Having wasted clicks on draws, Jinteki could only advance their agenda by 1, and Noise promptly ran YOG.0 into R&D with Medium to access many many cards.

Game score 10-0.

Game 3 was very short. Noise faceplanted into a Chum. He couldn’t break the subsequent Enigma’s subroutines and took 3 net damage from the Chum. Flatlined. A typical Jinteki trap.

Chum and Enigma

The Chum is in front of the Enigma, so you need to break both Enigma subroutines to avoid the Chum damage.

Game score 0-10.

Match score 20-13. Noise won.

Things I noticed:

  • The corp action to purge viruses removes ALL viruses on ALL programs, but wastes a whole turn.
  • I am thinking the corp should avoid drawing a card on his last click, as he could end up with an agenda stuck in hand, but then it does get it out of R&D which is a prime target for runners. Not sure about this.

Rules I kept forgetting:

  • None this game (I hope).

Glossary:

Medium

Medium allows you to access more cards from R&D, making it more likely to hit an agenda.

Medium: A virus program that grows every time you use it, allowing you to access more and more cards from R&D.

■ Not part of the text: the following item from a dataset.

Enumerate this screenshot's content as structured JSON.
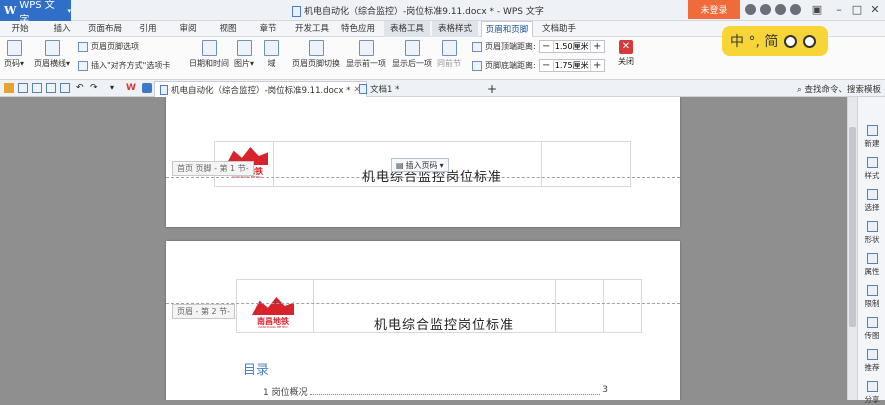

Wall of Thorns: A piece of big ICE. Tough, but costly for the corp to rez.

YOG.0: An icebreaker which breaks code gate subroutines for nothing. Its name is a reference to Yog-Sothoth, the Cthulhu Great Old One known as “The Key and the Gate”.

Faceplant: To ‘facecheck’ a piece of ICE is to run against it when it is unrezzed purely to find out what it is. ‘Faceplanting’ is when that ICE turns out to be bad. Facechecking Jinteki ICE is generally a bad idea.

Chum: ICE that does nothing itself, but requires the runner to break all the subroutines on the next piece of ICE or else the runner takes 3 net damage. If you don’t have the right icebreakers to handle the next piece of ICE, you are caught.

Enigma: A fairly standard piece of ICE.

Net Damage: All damage is a loss of cards from the runner’s hand. Damage you take during a run is Net Damage. Damage you take outside a run is usually Meat Damage. Runners have different cards and effects to protect against each type.

Flatlined: Dead. When the line goes flat on an ECG. The runner loses, having taken more damage than they have cards in hand.